SIDOARJO, beritalima.com- Dua karyawan PT Pionirbeton Industri, mengaku jadi korban ketidakbijakan perusahaannya. Mereka juga mengaku ‘dizalimi’ karena pemutusan hubungan kerjanya tidak sesuai peraturan yang berlaku.
Kepada media ini, kedua karyawan tersebut wanti-wanti agar namanya tidak ditulis agar tidak menjadi amarah perusahaan yang juga memberlakukan kepada rekan lainnya.
Sebut saja Toni. Pria asal Surabaya ini mengaku sudah bekerja delapan tahun di perusahaan tersebut. Namun pertanggal 14 November 2020, sudah tidak dipekerjakan lagi.
Alasannya, Karena Tony menolak dimutasi ke daerah Kanci Cirebon. Ia keberatan lantaran tidak ada alasan yang jelas dari perusahaan untuk memindahkannya. Apalagi Tony selama ini bekerja dengan baik dan tidak pernah melanggar aturan.
“Alasan perusahaan agar di tempat baru nanti saya bisa berkembang. Tapi saya tidak diberi apa-apa. Mulai transport, tempat tinggal selama di sana, dan juga tunjangan lainnya,” keluh bapak satu anak ini.
Tony menolak. Perusahaannya pun bergeming. “Manajer area PT Pionirbeton hanya memberi dua opsi. Mau offering (istilah mutasi di perusahaan ini,red.) atau mundur dari perusahaan,” ujarnya.
Nah, pilihan sulit ini juga diberikan kepada sebut saja Budi. Rekan Tony yang bekerja di sektor lain juga diberi opsi yang sama. “Mau dimutasi atau mundur? Dua pilihan ini yang sulit saya jawab Mas,” keluh bapak dua anak ini.
Apalagi menurut Budi, mutasi itu tidak sesuai dengan job disknya. “Perusahaan cari alasan saja, agar kami mundur dan tidak ada pesongan. Saya bekerja sudah lebih tujuh tahun,” terangnya.
Opsi itu, menurut dua karyawan tersebut, juga diberlakukan kepada sembilan rekan lainnya. Nasib mereka sama. Diminta mengundurkan diri jika enggan di-offering alias mutasi.

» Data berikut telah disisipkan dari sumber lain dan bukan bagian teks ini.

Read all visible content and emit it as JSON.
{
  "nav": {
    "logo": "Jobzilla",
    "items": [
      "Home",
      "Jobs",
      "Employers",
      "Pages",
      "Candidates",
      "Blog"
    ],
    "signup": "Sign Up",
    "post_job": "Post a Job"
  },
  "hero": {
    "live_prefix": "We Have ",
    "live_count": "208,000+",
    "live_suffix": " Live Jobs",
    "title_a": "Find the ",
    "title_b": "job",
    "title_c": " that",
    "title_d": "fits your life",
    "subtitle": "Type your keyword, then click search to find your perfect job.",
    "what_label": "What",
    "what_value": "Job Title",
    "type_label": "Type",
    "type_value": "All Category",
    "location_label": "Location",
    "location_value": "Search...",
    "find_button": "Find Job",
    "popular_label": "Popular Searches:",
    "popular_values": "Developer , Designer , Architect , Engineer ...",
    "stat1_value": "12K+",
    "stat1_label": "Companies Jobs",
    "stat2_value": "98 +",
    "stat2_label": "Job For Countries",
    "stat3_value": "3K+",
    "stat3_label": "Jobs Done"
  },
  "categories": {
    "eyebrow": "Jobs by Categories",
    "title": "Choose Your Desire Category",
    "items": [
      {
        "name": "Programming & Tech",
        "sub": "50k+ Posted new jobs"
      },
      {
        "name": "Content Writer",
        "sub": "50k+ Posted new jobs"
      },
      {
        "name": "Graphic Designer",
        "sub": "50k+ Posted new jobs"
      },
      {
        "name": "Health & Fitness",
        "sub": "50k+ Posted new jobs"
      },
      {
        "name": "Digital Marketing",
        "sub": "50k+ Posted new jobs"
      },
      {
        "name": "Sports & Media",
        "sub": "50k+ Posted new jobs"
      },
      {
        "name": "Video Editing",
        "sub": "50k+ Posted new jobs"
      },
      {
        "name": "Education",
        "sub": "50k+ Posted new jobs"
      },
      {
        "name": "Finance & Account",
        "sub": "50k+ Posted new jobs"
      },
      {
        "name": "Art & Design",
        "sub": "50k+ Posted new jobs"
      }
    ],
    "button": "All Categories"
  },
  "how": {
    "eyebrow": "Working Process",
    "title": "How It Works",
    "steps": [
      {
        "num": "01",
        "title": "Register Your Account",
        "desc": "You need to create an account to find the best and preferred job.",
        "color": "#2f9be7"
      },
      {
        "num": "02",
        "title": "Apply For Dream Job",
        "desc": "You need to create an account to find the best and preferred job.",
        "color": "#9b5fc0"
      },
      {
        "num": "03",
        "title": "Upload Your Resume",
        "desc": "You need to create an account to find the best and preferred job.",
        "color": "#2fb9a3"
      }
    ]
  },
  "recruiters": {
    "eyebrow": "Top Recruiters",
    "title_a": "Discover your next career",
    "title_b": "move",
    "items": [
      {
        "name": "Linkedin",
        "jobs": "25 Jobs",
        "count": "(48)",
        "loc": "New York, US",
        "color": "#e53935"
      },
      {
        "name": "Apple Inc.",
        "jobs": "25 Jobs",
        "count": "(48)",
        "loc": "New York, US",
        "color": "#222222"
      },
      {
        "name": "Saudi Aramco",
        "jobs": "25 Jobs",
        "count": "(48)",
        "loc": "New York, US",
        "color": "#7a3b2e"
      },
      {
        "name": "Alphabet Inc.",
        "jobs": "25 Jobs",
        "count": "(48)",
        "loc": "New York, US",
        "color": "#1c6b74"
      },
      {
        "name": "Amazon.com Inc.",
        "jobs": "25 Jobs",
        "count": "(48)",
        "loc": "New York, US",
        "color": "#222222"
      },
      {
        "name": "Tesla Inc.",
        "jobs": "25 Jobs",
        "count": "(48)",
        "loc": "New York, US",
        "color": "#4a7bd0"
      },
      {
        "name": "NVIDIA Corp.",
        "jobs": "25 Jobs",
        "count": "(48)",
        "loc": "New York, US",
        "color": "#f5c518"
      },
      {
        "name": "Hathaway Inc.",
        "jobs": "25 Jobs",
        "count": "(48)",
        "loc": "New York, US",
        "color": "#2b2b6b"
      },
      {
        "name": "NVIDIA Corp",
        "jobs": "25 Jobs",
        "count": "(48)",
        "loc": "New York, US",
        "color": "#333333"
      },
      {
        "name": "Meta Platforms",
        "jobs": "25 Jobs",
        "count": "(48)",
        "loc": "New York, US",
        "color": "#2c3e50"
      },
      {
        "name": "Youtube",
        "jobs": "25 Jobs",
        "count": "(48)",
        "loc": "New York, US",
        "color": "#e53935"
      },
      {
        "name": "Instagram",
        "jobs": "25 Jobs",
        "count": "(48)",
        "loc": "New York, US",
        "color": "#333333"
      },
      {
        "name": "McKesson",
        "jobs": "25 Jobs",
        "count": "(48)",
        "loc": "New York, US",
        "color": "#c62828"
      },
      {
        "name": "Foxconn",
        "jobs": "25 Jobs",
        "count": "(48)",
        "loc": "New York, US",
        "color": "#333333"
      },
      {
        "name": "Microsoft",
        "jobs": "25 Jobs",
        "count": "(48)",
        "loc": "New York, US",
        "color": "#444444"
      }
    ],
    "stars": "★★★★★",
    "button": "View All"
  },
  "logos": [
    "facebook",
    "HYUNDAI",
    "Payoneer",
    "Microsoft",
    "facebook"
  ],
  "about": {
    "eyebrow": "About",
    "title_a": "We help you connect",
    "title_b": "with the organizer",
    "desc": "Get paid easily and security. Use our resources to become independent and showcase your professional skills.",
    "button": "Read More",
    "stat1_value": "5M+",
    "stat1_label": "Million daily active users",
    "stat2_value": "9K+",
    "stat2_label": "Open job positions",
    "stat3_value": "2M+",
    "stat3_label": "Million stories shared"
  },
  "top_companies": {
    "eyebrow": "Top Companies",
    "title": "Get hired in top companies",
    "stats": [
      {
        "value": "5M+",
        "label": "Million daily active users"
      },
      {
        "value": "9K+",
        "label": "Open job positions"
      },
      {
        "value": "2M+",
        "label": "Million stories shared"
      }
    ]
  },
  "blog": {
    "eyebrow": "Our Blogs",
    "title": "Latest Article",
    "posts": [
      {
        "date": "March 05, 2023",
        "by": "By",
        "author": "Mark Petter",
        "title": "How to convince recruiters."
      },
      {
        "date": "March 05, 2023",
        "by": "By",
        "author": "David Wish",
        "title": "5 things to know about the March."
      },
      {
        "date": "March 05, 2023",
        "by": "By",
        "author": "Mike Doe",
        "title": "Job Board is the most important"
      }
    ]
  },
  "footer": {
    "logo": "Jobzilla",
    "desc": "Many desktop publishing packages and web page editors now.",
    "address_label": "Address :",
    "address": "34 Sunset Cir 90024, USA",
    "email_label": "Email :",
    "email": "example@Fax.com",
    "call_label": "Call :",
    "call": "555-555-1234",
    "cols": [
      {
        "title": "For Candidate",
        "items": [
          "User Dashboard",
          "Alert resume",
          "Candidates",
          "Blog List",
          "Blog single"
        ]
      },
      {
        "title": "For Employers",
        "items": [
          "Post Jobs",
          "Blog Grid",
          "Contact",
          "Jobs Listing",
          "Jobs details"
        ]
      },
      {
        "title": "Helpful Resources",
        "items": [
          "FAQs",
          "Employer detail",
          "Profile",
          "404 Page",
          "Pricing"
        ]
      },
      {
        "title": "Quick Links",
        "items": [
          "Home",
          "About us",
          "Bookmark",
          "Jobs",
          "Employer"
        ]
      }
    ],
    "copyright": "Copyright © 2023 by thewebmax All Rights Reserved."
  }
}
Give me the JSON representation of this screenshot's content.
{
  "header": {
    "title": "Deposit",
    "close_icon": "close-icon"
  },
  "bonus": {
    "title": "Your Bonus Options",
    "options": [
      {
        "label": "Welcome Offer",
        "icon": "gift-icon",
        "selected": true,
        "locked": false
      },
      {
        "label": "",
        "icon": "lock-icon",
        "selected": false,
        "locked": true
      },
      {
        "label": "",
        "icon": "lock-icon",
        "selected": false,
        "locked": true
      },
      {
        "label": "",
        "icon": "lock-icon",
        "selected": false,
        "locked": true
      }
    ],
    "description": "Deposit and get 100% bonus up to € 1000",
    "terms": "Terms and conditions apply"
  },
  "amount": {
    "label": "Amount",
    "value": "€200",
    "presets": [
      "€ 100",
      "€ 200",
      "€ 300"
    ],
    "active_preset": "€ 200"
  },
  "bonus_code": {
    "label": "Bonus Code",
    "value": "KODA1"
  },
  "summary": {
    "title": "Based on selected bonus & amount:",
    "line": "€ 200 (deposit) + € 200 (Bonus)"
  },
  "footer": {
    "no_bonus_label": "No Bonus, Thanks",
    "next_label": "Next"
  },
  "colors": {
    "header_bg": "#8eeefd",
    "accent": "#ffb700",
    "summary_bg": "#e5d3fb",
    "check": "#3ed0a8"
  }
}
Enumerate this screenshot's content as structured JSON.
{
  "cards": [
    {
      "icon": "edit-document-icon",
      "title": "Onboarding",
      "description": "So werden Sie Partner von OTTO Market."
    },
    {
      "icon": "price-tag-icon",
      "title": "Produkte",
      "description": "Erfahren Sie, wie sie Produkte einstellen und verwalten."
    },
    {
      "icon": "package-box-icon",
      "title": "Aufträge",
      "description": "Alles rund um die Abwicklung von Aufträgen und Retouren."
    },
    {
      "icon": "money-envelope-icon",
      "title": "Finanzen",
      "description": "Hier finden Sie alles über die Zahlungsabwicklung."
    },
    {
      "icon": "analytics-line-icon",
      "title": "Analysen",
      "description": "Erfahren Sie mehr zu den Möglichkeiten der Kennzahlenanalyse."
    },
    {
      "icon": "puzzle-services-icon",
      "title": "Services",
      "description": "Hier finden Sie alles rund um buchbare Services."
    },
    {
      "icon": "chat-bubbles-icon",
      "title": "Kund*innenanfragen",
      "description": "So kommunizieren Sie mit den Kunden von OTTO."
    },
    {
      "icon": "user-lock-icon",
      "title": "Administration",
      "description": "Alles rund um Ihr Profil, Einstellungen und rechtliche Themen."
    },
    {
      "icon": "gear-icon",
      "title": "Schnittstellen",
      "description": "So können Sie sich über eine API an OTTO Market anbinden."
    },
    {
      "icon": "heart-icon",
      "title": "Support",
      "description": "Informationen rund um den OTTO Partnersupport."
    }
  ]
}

Dan, sejak November, mereka tidak bekerja lagi. Mereka menunggu kepastian nasib dengan minta perlindungan dan komunikasi dari pihak menajemen. Namun Manajer Area PT Pionirbeton, Fahrudin, tetap kekeh untuk meminta mereka mengundurkan diri.
Sayang, ketika hendak dikonfirmasi via telepun, Fahrudin tidak mengangkatnya.
Saat ditanya lewat Whatsapp Fahrudin mengaku masih visit di luar kantor. “Mungkin untuk lebih jelas bisa langsung ke team HR ya Pak. Kami diplan untuk operasional saja,” kilahnya.
Agar langkahnya tidak salah, kedua karyawan yang merasa dirugikan perusahaan itu, sudah mengirim surat pengaduan kepada Kadisnaker Sidoarjo. Surat tersebut mereka tembuskan kepada Kadisnaker Provinsi Jawa Timur, BPJS Ketenagakerjaan, BPJS Kesehatan, Kepala Kejaksaan Negeri Sidoarjo dan Kepala Kejaksaan Tinggi Jawa Timur.
Ada sembila poin pengaduaan yang mereka sampaikan. Diantaranya tentang status keryawannya. Posisi terakhir yang tidak jelas dan tak sesuai jobdisk.
Kepersertaan Jamsostek yang tak sesuai dengan peraturan perundangan. Upahnya dibawah UMK/UMR. Selama ini bekerja seusai aturan dan tidak punya catatan negative.
Meminta Kadisnaker memediasi nasib mereka. Karyawan ini juga tidak minta lebih terhadap tuntutannya. Mereka hanya meminta perusahaan berlaku wajar sesuai dengan peraturan yang berlaku. (Red).